La Senelec (Société nationale d’électricité du Sénégal) franchit une étape majeure dans la modernisation de son financement, en lançant, depuis le 3 octobre dernier, une opération de titrisation par Appel public à l’épargne (APE), pour lever 120 milliards de francs Cfa sur le marché. A travers le Fonds Commun de Titrisation de Créances (FCTC) SENELEC 2025-2030 qui regroupe un portefeuille de créances impayées, l’entreprise nationale transforme son passif en moteur de développement durable, dans un montage inédit pour le marché financier ouest-africain.
TITRISATION DE 120 MILLIARDS FCFA:  Senelec tire le levier vert
Même si l’entreprise a pu réaliser d’autres émissions ou financements auparavant, elle fait fort avec le lancement, depuis le 3 octobre dernier, du Fonds Commun de Titrisation de Créances (FCTC) SENELEC 2025-2030, pour lever un montant total de 120 milliards FCfa. La particularité de cette opération d’une duration courte (3 ans), repose sur des obligations doublement labellisées Green Bond & SLB, ce qui en fait une opération majeure pour le marché sénégalais et sous-régional.
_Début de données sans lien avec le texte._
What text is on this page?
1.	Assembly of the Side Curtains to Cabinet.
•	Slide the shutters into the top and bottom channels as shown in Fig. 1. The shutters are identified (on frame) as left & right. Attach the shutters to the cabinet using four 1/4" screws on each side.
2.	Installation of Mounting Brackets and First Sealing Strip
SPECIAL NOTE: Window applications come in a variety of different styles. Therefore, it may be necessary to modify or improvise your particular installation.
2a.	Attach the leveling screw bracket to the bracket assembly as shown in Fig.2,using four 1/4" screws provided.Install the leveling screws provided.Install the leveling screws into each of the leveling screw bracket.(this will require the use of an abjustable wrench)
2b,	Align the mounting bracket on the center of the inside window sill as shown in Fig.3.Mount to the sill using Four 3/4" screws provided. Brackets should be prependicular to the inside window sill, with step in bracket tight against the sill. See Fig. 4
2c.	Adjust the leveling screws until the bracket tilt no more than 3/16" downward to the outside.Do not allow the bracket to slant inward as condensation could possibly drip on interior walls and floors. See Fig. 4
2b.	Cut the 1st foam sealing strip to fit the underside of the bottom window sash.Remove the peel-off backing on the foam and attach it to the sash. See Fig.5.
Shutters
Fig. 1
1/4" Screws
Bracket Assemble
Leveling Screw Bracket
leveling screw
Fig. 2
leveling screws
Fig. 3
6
Les obligations sont offertes depuis le 29 septembre 2025 dernier pour une période de souscription qui court jusqu’au 5 novembre 2025, avec une maturité au 30 septembre 2030. Le webinaire organisé ce vendredi 17 octobre 2025 par les acteurs de l’opération, « permet aux investisseurs potentiels d’absorber toute l’information pour recueillir des éclairages supplémentaires », comme l’a souligné Ababacar Diaw, Directeur général IMPAXIS, co-chef de file.  
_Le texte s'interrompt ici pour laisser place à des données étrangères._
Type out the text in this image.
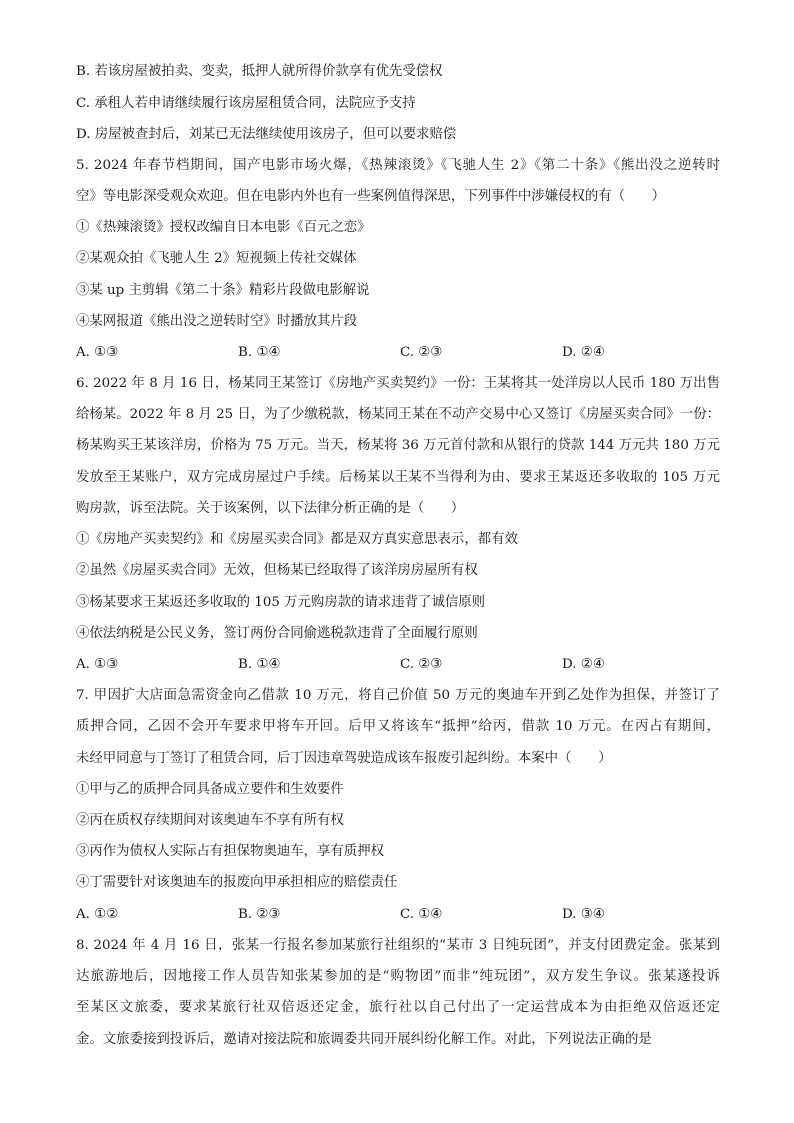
B. 若该房屋被拍卖、变卖，抵押人就所得价款享有优先受偿权
C. 承租人若申请继续履行该房屋租赁合同，法院应予支持
D. 房屋被查封后，刘某已无法继续使用该房子，但可以要求赔偿
5. 2024 年春节档期间，国产电影市场火爆，《热辣滚烫》《飞驰人生 2》《第二十条》《熊出没之逆转时
空》等电影深受观众欢迎。但在电影内外也有一些案例值得深思，下列事件中涉嫌侵权的有（　　）
①《热辣滚烫》授权改编自日本电影《百元之恋》
②某观众拍《飞驰人生 2》短视频上传社交媒体
③某 up 主剪辑《第二十条》精彩片段做电影解说
④某网报道《熊出没之逆转时空》时播放其片段
A. ①③	B. ①④	C. ②③	D. ②④
6. 2022 年 8 月 16 日，杨某同王某签订《房地产买卖契约》一份：王某将其一处洋房以人民币 180 万出售
给杨某。2022 年 8 月 25 日，为了少缴税款，杨某同王某在不动产交易中心又签订《房屋买卖合同》一份：
杨某购买王某该洋房，价格为 75 万元。当天，杨某将 36 万元首付款和从银行的贷款 144 万元共 180 万元
发放至王某账户，双方完成房屋过户手续。后杨某以王某不当得利为由、要求王某返还多收取的 105 万元
购房款，诉至法院。关于该案例，以下法律分析正确的是（　　）
①《房地产买卖契约》和《房屋买卖合同》都是双方真实意思表示，都有效
②虽然《房屋买卖合同》无效，但杨某已经取得了该洋房房屋所有权
③杨某要求王某返还多收取的 105 万元购房款的请求违背了诚信原则
④依法纳税是公民义务，签订两份合同偷逃税款违背了全面履行原则
A. ①③	B. ①④	C. ②③	D. ②④
7. 甲因扩大店面急需资金向乙借款 10 万元，将自己价值 50 万元的奥迪车开到乙处作为担保，并签订了
质押合同，乙因不会开车要求甲将车开回。后甲又将该车“抵押”给丙，借款 10 万元。在丙占有期间，
未经甲同意与丁签订了租赁合同，后丁因违章驾驶造成该车报废引起纠纷。本案中（　　）
①甲与乙的质押合同具备成立要件和生效要件
②丙在质权存续期间对该奥迪车不享有所有权
③丙作为债权人实际占有担保物奥迪车，享有质押权
④丁需要针对该奥迪车的报废向甲承担相应的赔偿责任
A. ①②	B. ②③	C. ①④	D. ③④
8. 2024 年 4 月 16 日，张某一行报名参加某旅行社组织的“某市 3 日纯玩团”，并支付团费定金。张某到
达旅游地后，因地接工作人员告知张某参加的是“购物团”而非“纯玩团”，双方发生争议。张某遂投诉
至某区文旅委，要求某旅行社双倍返还定金，旅行社以自己付出了一定运营成本为由拒绝双倍返还定
金。文旅委接到投诉后，邀请对接法院和旅调委共同开展纠纷化解工作。对此，下列说法正确的是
Encadrée par l’Autorité des Marchés Financiers de l’UMOA (AMF-UMOA), et structurée par BOAD Titrisation, Arrangeur & Société de Gestion, avec le consortium IMPAXIS SECURITIES et CGF BOURSE, deux grosses SGI (Sociétés de gestion et d’intermédiation) de la place, Co-Chefs de File du syndicat de placement, l’opération, prévoit trois catégories d’obligations :
  • Seniors A, d’un montant de 83 milliards FCFA, rémunérée à 8,15 % et jugées les plus sûres (notée AAA par Moody’s);
  • Mezzanines B d’un montant de 25 milliards FCFA à 10 % (risque intermédiaire) notée AA ;
  • Juniors C1 et C2 d’un montant de 12 milliards FCFA (plus risquées) dont la tranche C2 ne versera aucun coupon (rendement nul).
Trois catégories d’obligations qui, selon Kalidou Diallo, Directeur général de CGF Bourse (co-chef de file) « correspondent à une structure robuste de financement en tranches de dettes hiérarchisées, avec une subordination. Un montage financier standard (souvent utilisé dans la titrisation ou le financement de projets complexes) qui permet d'allouer différemment le risque et la rémunération aux investisseurs. »
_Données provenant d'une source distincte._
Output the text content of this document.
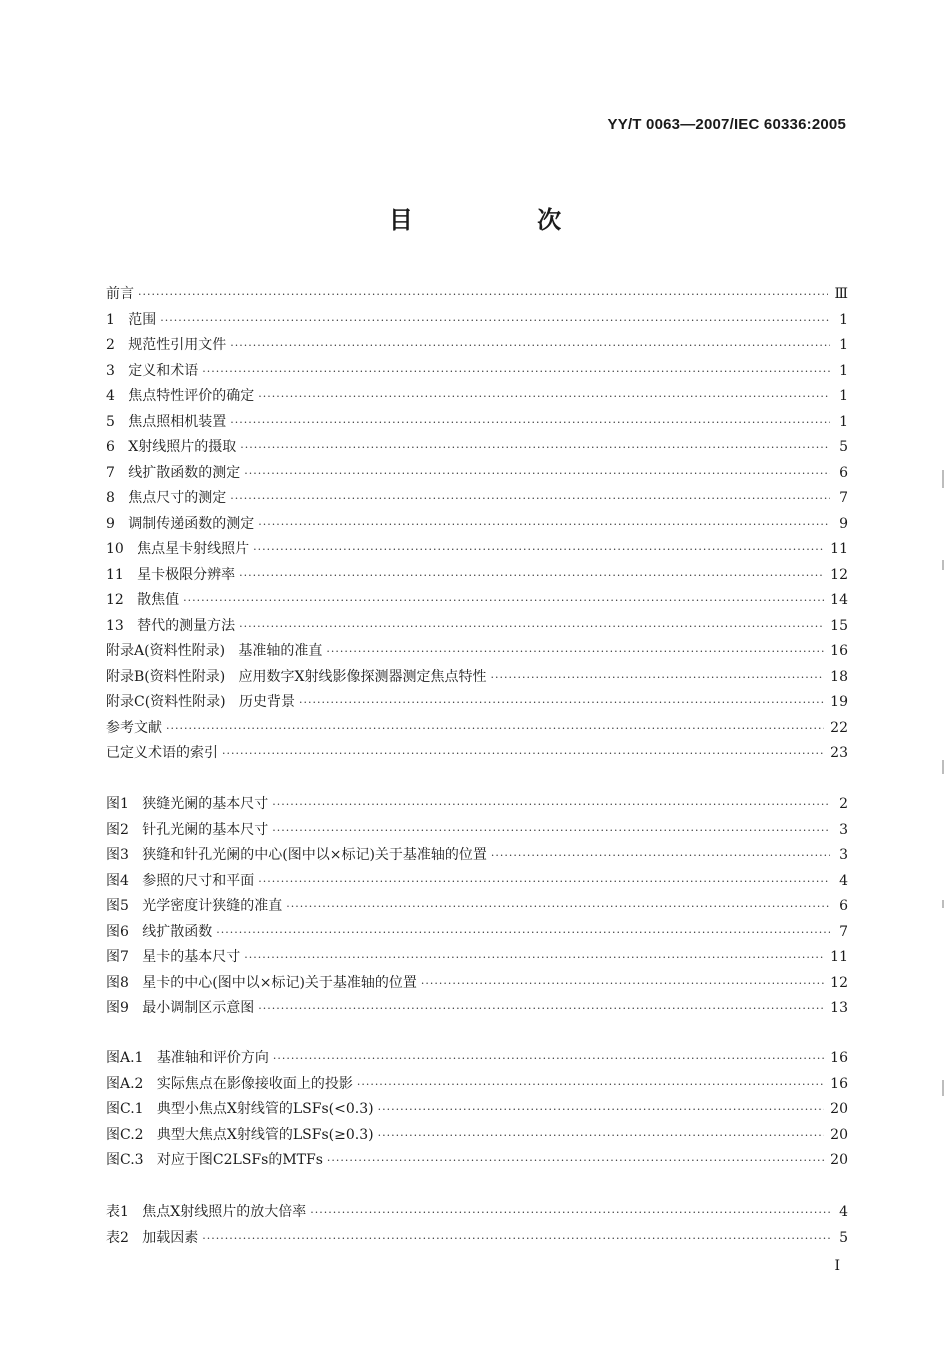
YY/T 0063—2007/IEC 60336:2005
目 次
前言 ·····	Ⅲ
1   范围 ·····	1
2   规范性引用文件 ·····	1
3   定义和术语 ·····	1
4   焦点特性评价的确定 ·····	1
5   焦点照相机装置 ·····	1
6   X射线照片的摄取 ·····	5
7   线扩散函数的测定 ·····	6
8   焦点尺寸的测定 ·····	7
9   调制传递函数的测定 ·····	9
10   焦点星卡射线照片 ·····	11
11   星卡极限分辨率 ·····	12
12   散焦值 ·····	14
13   替代的测量方法 ·····	15
附录A(资料性附录)   基准轴的准直 ·····	16
附录B(资料性附录)   应用数字X射线影像探测器测定焦点特性 ·····	18
附录C(资料性附录)   历史背景 ·····	19
参考文献 ·····	22
已定义术语的索引 ·····	23
图1   狭缝光阑的基本尺寸 ·····	2
图2   针孔光阑的基本尺寸 ·····	3
图3   狭缝和针孔光阑的中心(图中以×标记)关于基准轴的位置 ·····	3
图4   参照的尺寸和平面 ·····	4
图5   光学密度计狭缝的准直 ·····	6
图6   线扩散函数 ·····	7
图7   星卡的基本尺寸 ·····	11
图8   星卡的中心(图中以×标记)关于基准轴的位置 ·····	12
图9   最小调制区示意图 ·····	13
图A.1   基准轴和评价方向 ·····	16
图A.2   实际焦点在影像接收面上的投影 ·····	16
图C.1   典型小焦点X射线管的LSFs(<0.3) ·····	20
图C.2   典型大焦点X射线管的LSFs(≥0.3) ·····	20
图C.3   对应于图C2LSFs的MTFs ·····	20
表1   焦点X射线照片的放大倍率 ·····	4
表2   加载因素 ·····	5
Ⅰ
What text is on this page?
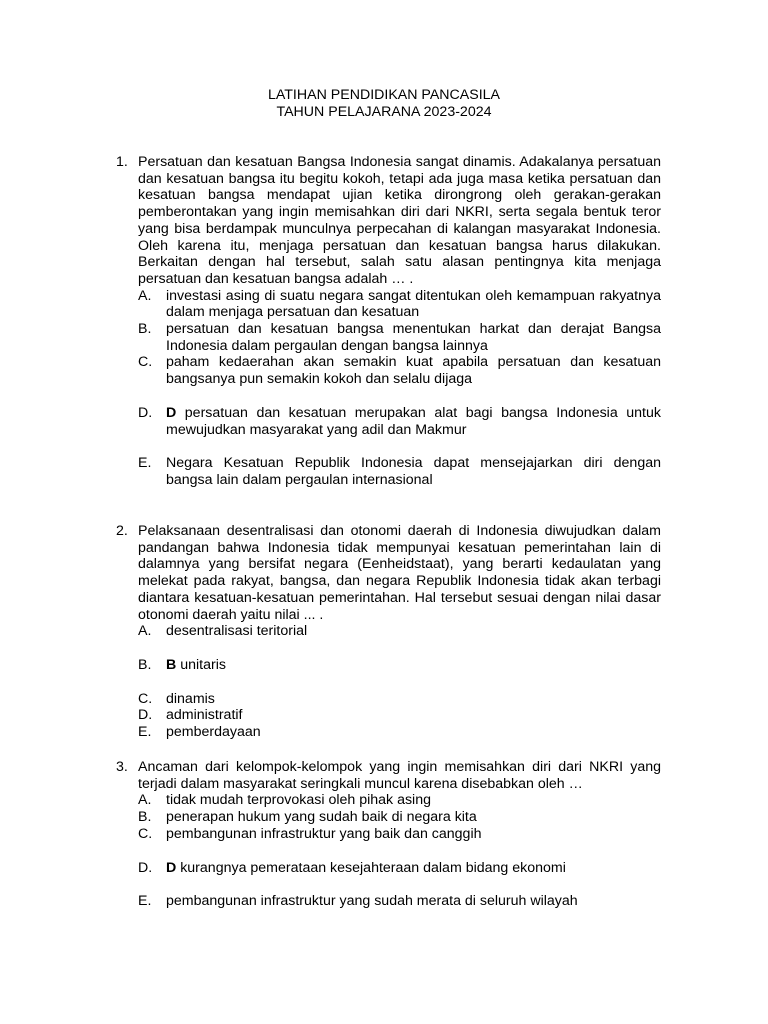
LATIHAN PENDIDIKAN PANCASILA
TAHUN PELAJARANA 2023-2024
1. Persatuan dan kesatuan Bangsa Indonesia sangat dinamis. Adakalanya persatuan dan kesatuan bangsa itu begitu kokoh, tetapi ada juga masa ketika persatuan dan kesatuan bangsa mendapat ujian ketika dirongrong oleh gerakan-gerakan pemberontakan yang ingin memisahkan diri dari NKRI, serta segala bentuk teror yang bisa berdampak munculnya perpecahan di kalangan masyarakat Indonesia. Oleh karena itu, menjaga persatuan dan kesatuan bangsa harus dilakukan. Berkaitan dengan hal tersebut, salah satu alasan pentingnya kita menjaga persatuan dan kesatuan bangsa adalah … .
A.	investasi asing di suatu negara sangat ditentukan oleh kemampuan rakyatnya dalam menjaga persatuan dan kesatuan
B.	persatuan dan kesatuan bangsa menentukan harkat dan derajat Bangsa Indonesia dalam pergaulan dengan bangsa lainnya
C. paham kedaerahan akan semakin kuat apabila persatuan dan kesatuan bangsanya pun semakin kokoh dan selalu dijaga
D. D persatuan dan kesatuan merupakan alat bagi bangsa Indonesia untuk mewujudkan masyarakat yang adil dan Makmur
E.	Negara Kesatuan Republik Indonesia dapat mensejajarkan diri dengan bangsa lain dalam pergaulan internasional
2. Pelaksanaan desentralisasi dan otonomi daerah di Indonesia diwujudkan dalam pandangan bahwa Indonesia tidak mempunyai kesatuan pemerintahan lain di dalamnya yang bersifat negara (Eenheidstaat), yang berarti kedaulatan yang melekat pada rakyat, bangsa, dan negara Republik Indonesia tidak akan terbagi diantara kesatuan-kesatuan pemerintahan. Hal tersebut sesuai dengan nilai dasar otonomi daerah yaitu nilai ... .
A.	desentralisasi teritorial
B.	B unitaris
C. dinamis
D. administratif
E.	pemberdayaan
3. Ancaman dari kelompok-kelompok yang ingin memisahkan diri dari NKRI yang terjadi dalam masyarakat seringkali muncul karena disebabkan oleh …
A.	tidak mudah terprovokasi oleh pihak asing
B.	penerapan hukum yang sudah baik di negara kita
C. pembangunan infrastruktur yang baik dan canggih
D. D kurangnya pemerataan kesejahteraan dalam bidang ekonomi
E.	pembangunan infrastruktur yang sudah merata di seluruh wilayah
L'analyse de ces tranches se base notamment sur les concepts de séniorité (ordre de remboursement) et de rendement/risque.
 
Une première symbolique
 
Le principe est simple : le portefeuille titrisé regroupe des créances échues et impayées de Senelec depuis mars 2023, dues par des entités publiques, entreprises et représentations diplomatiques. C’est ce portefeuille qui est cédé au fonds dédié (FCTC) et qui sert de garantie pour l’émission d’obligations destinées aux investisseurs.
 
En convertissant des créances échues et impayées, détenues sur des entités publiques, entreprises et représentations diplomatiques  en liquidités fraîches destinées à financer des projets d’énergies renouvelables et de durabilité, l’approche innovante permet à la SENELEC de renforcer sa trésorerie sans alourdir la dette publique, tout en ouvrant la voie à un modèle plus moderne de financement des entreprises publiques africaines.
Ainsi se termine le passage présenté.